Men are more product-driven and practical. They like large photos and not a lot of detail. They don’t mind paying more if it’s for quality. (i.e. Is this the best [house, water heater, roofing, carpeting]? Great!) They’re also more competitive. (Is my [house, water heater, roofing, carpeting] better than someone else’s? Even better!)
When you break your demographics down by age groups/generations, things get even more interesting. One of the biggest differences is the role that technology plays in their lives.
The youngest group of buyers (Gen Y/Millennials) is in their very early 20’s through 30’s. They are very comfortable with technology; in fact, it’s an intrinsic part of the lives. (i.e. Drop zones and recharging stations. Space for a laptop in the kitchen.) They’ve seen their financial situation decimated by the Recession, so they tend to be short on cash.
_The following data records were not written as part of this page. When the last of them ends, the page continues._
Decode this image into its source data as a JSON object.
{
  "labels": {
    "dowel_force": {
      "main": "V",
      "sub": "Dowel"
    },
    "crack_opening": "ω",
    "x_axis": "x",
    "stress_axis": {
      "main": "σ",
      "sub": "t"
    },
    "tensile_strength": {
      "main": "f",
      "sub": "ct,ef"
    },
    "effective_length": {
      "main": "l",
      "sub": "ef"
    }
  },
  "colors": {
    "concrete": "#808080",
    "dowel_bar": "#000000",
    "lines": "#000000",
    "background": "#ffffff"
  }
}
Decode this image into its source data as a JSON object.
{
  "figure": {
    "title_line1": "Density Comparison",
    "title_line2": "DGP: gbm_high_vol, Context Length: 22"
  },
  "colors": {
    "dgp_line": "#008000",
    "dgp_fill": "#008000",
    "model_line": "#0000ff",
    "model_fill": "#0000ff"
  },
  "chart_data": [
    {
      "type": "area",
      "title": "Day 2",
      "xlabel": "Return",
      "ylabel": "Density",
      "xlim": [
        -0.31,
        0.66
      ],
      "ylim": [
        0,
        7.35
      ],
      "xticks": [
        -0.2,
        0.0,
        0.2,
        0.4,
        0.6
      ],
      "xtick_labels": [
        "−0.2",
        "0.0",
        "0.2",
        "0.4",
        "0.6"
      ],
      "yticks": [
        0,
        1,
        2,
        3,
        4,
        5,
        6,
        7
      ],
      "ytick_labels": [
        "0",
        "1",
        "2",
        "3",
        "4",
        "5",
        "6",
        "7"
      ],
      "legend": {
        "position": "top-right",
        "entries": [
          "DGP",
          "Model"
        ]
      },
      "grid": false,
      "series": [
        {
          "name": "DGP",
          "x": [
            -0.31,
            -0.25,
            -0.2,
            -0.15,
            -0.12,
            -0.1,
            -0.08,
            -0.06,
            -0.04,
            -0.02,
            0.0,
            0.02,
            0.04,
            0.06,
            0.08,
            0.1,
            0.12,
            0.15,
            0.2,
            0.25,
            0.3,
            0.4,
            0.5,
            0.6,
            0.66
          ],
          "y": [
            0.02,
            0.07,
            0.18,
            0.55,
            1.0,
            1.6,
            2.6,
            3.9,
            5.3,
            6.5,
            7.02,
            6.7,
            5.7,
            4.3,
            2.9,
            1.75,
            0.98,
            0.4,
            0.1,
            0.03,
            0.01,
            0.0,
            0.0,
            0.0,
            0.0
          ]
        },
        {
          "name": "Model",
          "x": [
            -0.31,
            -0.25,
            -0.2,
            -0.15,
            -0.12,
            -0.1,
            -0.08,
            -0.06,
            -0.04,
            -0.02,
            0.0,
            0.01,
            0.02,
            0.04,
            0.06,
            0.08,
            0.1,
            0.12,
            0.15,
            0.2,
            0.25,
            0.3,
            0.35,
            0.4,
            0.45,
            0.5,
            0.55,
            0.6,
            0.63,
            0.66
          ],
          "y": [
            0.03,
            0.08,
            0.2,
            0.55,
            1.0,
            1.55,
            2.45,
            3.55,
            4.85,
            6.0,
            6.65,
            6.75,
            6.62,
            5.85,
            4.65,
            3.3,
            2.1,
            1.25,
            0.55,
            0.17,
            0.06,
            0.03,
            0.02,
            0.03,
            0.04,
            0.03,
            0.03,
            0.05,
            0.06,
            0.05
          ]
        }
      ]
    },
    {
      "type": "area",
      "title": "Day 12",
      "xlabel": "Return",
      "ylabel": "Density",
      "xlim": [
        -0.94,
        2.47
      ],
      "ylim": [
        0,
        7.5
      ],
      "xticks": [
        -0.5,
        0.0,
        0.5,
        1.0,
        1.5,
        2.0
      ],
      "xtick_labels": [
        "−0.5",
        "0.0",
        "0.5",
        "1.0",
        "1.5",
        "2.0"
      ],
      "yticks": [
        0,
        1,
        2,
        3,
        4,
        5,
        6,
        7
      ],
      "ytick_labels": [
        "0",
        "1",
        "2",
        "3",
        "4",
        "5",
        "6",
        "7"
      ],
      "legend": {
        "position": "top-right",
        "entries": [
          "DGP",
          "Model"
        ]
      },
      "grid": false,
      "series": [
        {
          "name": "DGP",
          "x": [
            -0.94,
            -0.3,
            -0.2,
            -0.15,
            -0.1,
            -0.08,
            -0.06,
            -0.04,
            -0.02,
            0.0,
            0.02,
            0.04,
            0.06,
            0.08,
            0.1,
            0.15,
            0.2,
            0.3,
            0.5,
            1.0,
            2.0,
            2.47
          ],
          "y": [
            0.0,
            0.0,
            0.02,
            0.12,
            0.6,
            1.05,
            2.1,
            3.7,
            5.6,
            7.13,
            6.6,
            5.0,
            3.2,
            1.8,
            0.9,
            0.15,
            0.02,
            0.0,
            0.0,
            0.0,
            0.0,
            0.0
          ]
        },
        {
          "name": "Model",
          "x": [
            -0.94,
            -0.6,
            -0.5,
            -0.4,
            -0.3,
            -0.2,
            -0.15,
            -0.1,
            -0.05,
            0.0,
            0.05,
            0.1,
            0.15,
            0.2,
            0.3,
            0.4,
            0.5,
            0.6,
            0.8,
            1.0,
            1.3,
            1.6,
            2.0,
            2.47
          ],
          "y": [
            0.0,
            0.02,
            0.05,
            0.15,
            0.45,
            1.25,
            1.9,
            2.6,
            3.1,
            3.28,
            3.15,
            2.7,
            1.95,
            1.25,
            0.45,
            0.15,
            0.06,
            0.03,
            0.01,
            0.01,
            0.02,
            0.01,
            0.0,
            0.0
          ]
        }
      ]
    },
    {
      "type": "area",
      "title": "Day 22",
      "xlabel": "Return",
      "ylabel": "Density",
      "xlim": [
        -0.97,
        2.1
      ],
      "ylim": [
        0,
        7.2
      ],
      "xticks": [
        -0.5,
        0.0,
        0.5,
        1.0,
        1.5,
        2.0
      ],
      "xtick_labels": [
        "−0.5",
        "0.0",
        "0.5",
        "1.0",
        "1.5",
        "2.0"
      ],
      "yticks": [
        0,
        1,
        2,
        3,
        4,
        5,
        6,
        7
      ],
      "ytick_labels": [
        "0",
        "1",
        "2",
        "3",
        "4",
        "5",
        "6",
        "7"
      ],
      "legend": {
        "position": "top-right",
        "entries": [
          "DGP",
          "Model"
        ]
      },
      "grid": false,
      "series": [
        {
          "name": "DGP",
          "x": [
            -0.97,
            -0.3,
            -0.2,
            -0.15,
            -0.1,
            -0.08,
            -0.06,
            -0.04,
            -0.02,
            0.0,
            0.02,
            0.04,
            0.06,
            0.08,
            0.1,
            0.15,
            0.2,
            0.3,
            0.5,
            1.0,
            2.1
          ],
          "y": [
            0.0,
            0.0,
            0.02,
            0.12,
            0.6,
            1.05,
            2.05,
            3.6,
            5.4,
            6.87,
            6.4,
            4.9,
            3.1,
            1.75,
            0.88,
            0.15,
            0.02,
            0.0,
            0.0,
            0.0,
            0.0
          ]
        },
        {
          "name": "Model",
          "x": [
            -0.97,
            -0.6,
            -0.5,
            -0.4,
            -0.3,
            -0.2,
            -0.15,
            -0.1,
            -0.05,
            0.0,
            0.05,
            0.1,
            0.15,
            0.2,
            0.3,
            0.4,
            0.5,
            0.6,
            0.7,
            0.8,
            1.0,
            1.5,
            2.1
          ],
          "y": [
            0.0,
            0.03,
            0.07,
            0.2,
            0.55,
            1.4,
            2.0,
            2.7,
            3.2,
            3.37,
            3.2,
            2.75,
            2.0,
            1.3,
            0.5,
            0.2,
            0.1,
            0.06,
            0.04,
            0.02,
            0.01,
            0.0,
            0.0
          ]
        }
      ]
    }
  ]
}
They can absorb a lot of information, so don’t be afraid to give it to them. The internet is the obvious advertising milieu for Millennials. They like ads that are simple with strong imagery. They’re like innovation, so interesting web marketing will reach them.
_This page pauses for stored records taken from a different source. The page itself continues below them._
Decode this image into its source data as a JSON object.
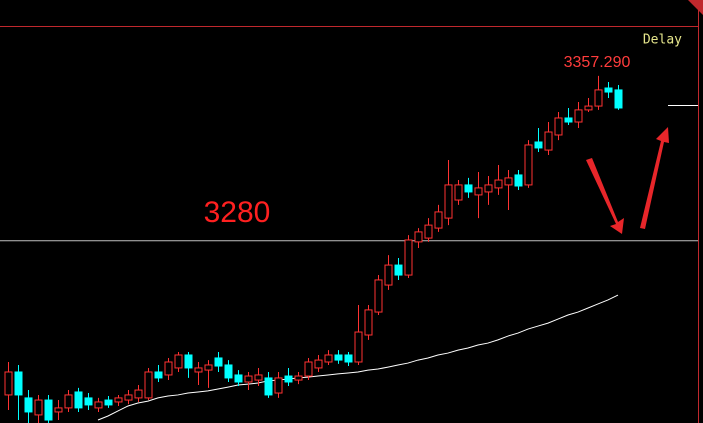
{
  "chart_data": {
    "type": "candlestick",
    "status": "Delay",
    "ylim": [
      3194,
      3393
    ],
    "up_color": "#ff3232",
    "down_color": "#00ffff",
    "open": [
      3207.2,
      3218.0,
      3205.8,
      3197.8,
      3204.8,
      3199.2,
      3201.1,
      3208.6,
      3205.8,
      3201.1,
      3204.8,
      3203.9,
      3204.8,
      3205.8,
      3205.8,
      3218.0,
      3216.6,
      3219.9,
      3226.0,
      3218.0,
      3218.9,
      3224.6,
      3221.3,
      3216.6,
      3213.3,
      3214.2,
      3215.2,
      3208.1,
      3216.1,
      3214.2,
      3216.1,
      3219.9,
      3222.7,
      3226.0,
      3226.0,
      3222.7,
      3235.4,
      3246.2,
      3258.9,
      3268.3,
      3263.6,
      3279.2,
      3281.0,
      3285.7,
      3290.4,
      3298.9,
      3306.0,
      3301.3,
      3302.7,
      3304.6,
      3306.0,
      3310.7,
      3306.0,
      3326.2,
      3322.4,
      3329.5,
      3337.5,
      3335.6,
      3341.3,
      3343.1,
      3351.6,
      3350.7
    ],
    "high": [
      3222.7,
      3221.3,
      3209.5,
      3207.2,
      3207.2,
      3204.8,
      3209.5,
      3210.5,
      3208.1,
      3205.8,
      3206.7,
      3207.2,
      3209.5,
      3211.9,
      3219.9,
      3221.3,
      3224.6,
      3227.4,
      3227.4,
      3222.7,
      3223.6,
      3227.4,
      3223.6,
      3218.9,
      3218.0,
      3219.9,
      3218.0,
      3218.0,
      3219.9,
      3218.0,
      3224.6,
      3226.0,
      3228.3,
      3228.3,
      3227.4,
      3249.5,
      3249.5,
      3263.6,
      3273.0,
      3271.6,
      3282.4,
      3285.7,
      3290.4,
      3296.6,
      3317.7,
      3308.3,
      3309.3,
      3312.1,
      3310.2,
      3315.4,
      3313.0,
      3313.0,
      3327.1,
      3332.8,
      3335.6,
      3340.3,
      3342.2,
      3345.0,
      3346.9,
      3357.29,
      3354.4,
      3353.0
    ],
    "low": [
      3200.1,
      3195.4,
      3194.0,
      3194.0,
      3194.0,
      3195.4,
      3199.2,
      3199.2,
      3200.1,
      3199.2,
      3201.1,
      3202.0,
      3202.9,
      3203.9,
      3204.8,
      3213.3,
      3214.2,
      3218.0,
      3215.2,
      3211.9,
      3210.5,
      3218.0,
      3213.3,
      3211.4,
      3209.5,
      3211.4,
      3205.8,
      3205.8,
      3211.4,
      3212.3,
      3214.2,
      3218.0,
      3221.3,
      3221.8,
      3220.8,
      3221.3,
      3233.1,
      3244.8,
      3256.6,
      3261.3,
      3262.2,
      3276.3,
      3279.2,
      3283.9,
      3287.1,
      3296.6,
      3299.9,
      3290.4,
      3296.6,
      3301.3,
      3294.2,
      3303.6,
      3304.6,
      3321.5,
      3320.1,
      3327.1,
      3334.2,
      3332.8,
      3340.3,
      3341.3,
      3346.9,
      3341.3
    ],
    "close": [
      3218.0,
      3207.2,
      3199.2,
      3204.8,
      3195.4,
      3201.1,
      3207.2,
      3201.1,
      3202.5,
      3203.9,
      3202.5,
      3205.8,
      3207.2,
      3209.5,
      3218.0,
      3215.2,
      3222.7,
      3226.0,
      3219.9,
      3219.9,
      3221.3,
      3220.8,
      3215.2,
      3213.3,
      3216.1,
      3216.6,
      3207.2,
      3215.2,
      3213.3,
      3216.1,
      3222.7,
      3223.6,
      3226.0,
      3223.6,
      3222.7,
      3236.8,
      3247.2,
      3261.3,
      3268.3,
      3263.6,
      3280.1,
      3283.9,
      3287.1,
      3293.3,
      3306.0,
      3306.0,
      3302.7,
      3304.6,
      3306.0,
      3308.3,
      3309.3,
      3305.5,
      3324.8,
      3323.4,
      3330.9,
      3337.5,
      3335.6,
      3341.3,
      3343.1,
      3350.7,
      3349.7,
      3342.2
    ],
    "ma": {
      "color": "#ffffff",
      "values": [
        null,
        null,
        null,
        null,
        null,
        null,
        null,
        null,
        null,
        3195.4,
        3197.3,
        3199.7,
        3202.0,
        3203.4,
        3204.3,
        3205.8,
        3206.7,
        3207.2,
        3208.1,
        3208.6,
        3209.1,
        3210.0,
        3210.9,
        3211.9,
        3212.3,
        3212.8,
        3213.8,
        3214.2,
        3214.7,
        3215.2,
        3215.6,
        3216.1,
        3216.6,
        3217.1,
        3217.5,
        3218.0,
        3218.9,
        3219.4,
        3220.3,
        3221.3,
        3222.2,
        3223.6,
        3224.6,
        3226.0,
        3226.9,
        3228.3,
        3229.3,
        3230.7,
        3231.6,
        3233.1,
        3234.9,
        3236.3,
        3238.2,
        3239.6,
        3241.0,
        3242.9,
        3244.8,
        3246.2,
        3248.1,
        3250.0,
        3251.9,
        3254.2
      ]
    },
    "annotations": [
      {
        "text": "3357.290",
        "value": 3357.29,
        "color": "#ff3c3c"
      },
      {
        "text": "3280",
        "value": 3280,
        "color": "#ff2020"
      }
    ]
  }
}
The next group are the so-called “Gen Xers” – buyers in their 30’s, 40’s and early 50’s. Some of them are just getting married and having kids, while the older ones are heading toward empty nesting. As the first generation of latchkey kids, they tend to be more self-reliant and frugal. Don’t try to “sell” them – they know their own minds, and know what they like. They appreciate accuracy and value – definitely substance over splash. Again – No BS. Though not as tech-driven as the Millennials, they are tech-savvy, so you can use search, pay-per-click, email and Facebook to reach them.
Lastly are the seemingly omnipresent Baby Boomers. Known for being flashy, fun and impulsive, they are not averse to spending money. Even though the first Boomers are close to 70, they see themselves as eternally young and adventurous. Hip nostalgia and youthful imagery are a good bet. They’re well educated and successful, so don’t talk down to them. They love their freedom and hate stress, so emphasize low maintenance and great warranties. They have integrated technology into their lives but are still comfortable with traditional media forms as well, so advertising across platforms is a good approach.
As you can see, when it comes to reaching your audiences, you’ve got your work cut out for you!